DoC-IT Receives Nearly $3 Million Grant to Strengthen Age-Friendly Health Systems Research
We are delighted to share that the UCSF Division of Clinical Informatics and Digital Transformation has been awarded a nearly $3 million grant from The John A. Hartford Foundation (JAHF) to strengthen the national research infrastructure for Age-Friendly Health Systems (AFHS). The three-year grant was among a new round of grants totaling $13.5 million approved by the JAHF Board of Trustees to advance the AFHS movement.
This award builds on a prior JAHF-funded grant through which DoC-IT established an AFHS Research Council and launched a national AFHS Research Network that now includes more than 700 members.
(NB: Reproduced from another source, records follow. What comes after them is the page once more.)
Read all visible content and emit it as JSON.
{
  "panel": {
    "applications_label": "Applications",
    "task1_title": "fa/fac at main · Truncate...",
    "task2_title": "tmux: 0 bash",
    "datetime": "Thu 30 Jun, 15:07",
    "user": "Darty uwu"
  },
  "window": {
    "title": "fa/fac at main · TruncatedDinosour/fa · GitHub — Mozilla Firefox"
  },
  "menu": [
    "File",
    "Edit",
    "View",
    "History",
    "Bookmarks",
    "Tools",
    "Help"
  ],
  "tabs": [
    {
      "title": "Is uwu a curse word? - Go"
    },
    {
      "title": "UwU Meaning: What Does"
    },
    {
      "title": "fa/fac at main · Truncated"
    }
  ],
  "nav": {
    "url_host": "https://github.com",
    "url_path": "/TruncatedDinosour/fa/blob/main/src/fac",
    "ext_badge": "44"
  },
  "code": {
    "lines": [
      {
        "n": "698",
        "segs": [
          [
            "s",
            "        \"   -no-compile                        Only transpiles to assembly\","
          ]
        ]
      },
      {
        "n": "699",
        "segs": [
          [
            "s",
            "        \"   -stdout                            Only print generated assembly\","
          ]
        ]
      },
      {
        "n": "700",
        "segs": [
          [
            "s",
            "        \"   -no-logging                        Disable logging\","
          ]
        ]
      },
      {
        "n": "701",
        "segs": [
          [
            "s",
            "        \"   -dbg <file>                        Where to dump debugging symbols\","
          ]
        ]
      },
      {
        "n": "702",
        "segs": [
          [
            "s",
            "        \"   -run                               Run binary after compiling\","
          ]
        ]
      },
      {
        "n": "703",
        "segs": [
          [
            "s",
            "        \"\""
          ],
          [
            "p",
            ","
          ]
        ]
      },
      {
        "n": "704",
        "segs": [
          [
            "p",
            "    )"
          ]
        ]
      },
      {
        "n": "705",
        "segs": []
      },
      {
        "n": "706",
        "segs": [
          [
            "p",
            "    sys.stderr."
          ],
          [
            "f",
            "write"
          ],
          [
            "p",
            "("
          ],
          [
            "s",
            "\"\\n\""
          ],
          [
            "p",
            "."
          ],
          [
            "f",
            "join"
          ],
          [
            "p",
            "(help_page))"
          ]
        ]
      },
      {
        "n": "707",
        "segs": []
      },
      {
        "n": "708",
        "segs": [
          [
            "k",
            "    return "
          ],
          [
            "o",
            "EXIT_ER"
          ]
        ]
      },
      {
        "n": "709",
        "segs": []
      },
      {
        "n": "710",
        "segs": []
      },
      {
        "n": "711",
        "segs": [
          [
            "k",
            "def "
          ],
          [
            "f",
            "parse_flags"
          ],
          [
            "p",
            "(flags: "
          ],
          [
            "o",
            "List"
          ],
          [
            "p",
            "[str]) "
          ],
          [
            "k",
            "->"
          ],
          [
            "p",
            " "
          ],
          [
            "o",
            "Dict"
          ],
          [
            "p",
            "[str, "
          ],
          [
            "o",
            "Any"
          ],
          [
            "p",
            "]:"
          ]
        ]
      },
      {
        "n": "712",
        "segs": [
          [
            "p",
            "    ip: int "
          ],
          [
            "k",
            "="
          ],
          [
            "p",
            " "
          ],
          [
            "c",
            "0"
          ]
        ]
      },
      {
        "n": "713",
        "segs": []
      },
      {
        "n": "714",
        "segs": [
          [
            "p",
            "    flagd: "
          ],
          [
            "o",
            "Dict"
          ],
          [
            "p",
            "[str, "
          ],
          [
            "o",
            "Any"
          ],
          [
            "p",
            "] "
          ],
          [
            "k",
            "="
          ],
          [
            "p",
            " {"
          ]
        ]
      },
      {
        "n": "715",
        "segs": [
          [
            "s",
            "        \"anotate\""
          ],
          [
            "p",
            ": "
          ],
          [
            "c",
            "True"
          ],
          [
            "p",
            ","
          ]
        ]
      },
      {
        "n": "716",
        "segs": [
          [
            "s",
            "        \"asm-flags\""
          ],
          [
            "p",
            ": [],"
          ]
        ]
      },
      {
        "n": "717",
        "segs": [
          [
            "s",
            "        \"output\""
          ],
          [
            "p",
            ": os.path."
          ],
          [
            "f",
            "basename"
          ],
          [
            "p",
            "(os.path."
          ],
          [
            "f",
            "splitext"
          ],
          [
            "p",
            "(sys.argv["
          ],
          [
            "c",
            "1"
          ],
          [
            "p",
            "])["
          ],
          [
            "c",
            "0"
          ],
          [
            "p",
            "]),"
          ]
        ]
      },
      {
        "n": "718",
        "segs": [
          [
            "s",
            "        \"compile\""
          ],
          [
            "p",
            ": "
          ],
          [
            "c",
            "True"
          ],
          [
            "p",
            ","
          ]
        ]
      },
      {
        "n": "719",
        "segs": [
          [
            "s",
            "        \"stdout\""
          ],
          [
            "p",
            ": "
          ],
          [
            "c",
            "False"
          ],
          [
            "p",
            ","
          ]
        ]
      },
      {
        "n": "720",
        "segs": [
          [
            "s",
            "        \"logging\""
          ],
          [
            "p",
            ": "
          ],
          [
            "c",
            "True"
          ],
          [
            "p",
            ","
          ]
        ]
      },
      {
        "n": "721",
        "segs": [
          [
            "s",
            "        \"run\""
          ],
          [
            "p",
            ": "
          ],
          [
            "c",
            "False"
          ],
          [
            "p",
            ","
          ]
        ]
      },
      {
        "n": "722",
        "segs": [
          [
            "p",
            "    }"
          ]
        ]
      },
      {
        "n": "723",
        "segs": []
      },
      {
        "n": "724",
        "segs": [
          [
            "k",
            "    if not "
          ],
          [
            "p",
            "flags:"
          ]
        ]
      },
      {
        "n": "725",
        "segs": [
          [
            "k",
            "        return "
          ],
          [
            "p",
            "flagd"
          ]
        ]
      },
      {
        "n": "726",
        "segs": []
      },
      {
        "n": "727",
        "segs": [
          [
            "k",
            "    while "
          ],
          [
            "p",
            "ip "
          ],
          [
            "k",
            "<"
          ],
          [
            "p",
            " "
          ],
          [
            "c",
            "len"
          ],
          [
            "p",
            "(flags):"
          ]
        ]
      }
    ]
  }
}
The new project will expand on that foundation in three key areas: strengthening the broader AFHS research community, building shared data and measurement infrastructure, and developing consensus-based measures to guide and evaluate the AFHS movement nationally.
To strengthen the research community, the project will enhance the AFHS Research Council and Research Network, launch focused working groups, and establish a new AFHS AI and Innovation Hub. It will also build a shared data infrastructure through a national self-service AFHS Research Resources Core—housing curated datasets and standardized 4Ms measurement guidance—alongside a new partnership with the Veterans Health Administration to integrate national-scale 4Ms data into established VA research datasets. Finally, the project will lead national-scale research to generate evidence through a mixed-methods evaluation of the CMS Age-Friendly Hospital Measure and a stakeholder-engaged consensus process to prioritize outcome domains across the field.
Ultimately, the project team aims to produce actionable, high-quality evidence that health systems across the country can use to improve care for older adults.
“Our next phase is designed to meet the growing demand to understand the impact of investment in AFHS on outcomes that matter to older adults. We are so grateful to The John A. Hartford Foundation for entrusting our team with this critical work and look forward to partnering with many others on it.”
Julia Adler-Milstein, PhD
Chief, UCSF Division of Clinical Informatics and Digital Transformation (DoC-IT)
Principal Investigator
Please join us in congratulating the cross-institutional project team: Julia Adler-Milstein, Stephanie Rogers, Benjamin Rosner, Jarmin Yeh, James Harrison, Mike Steinman, Matthew Growdon, Sunny Lin (Washington University, St. Louis), Dori Cross (University of Minnesota), Robert Thombley, Grace Krueger, Aditi Sriram, Jade Christey, Paige Welikson, and Kiana Smith!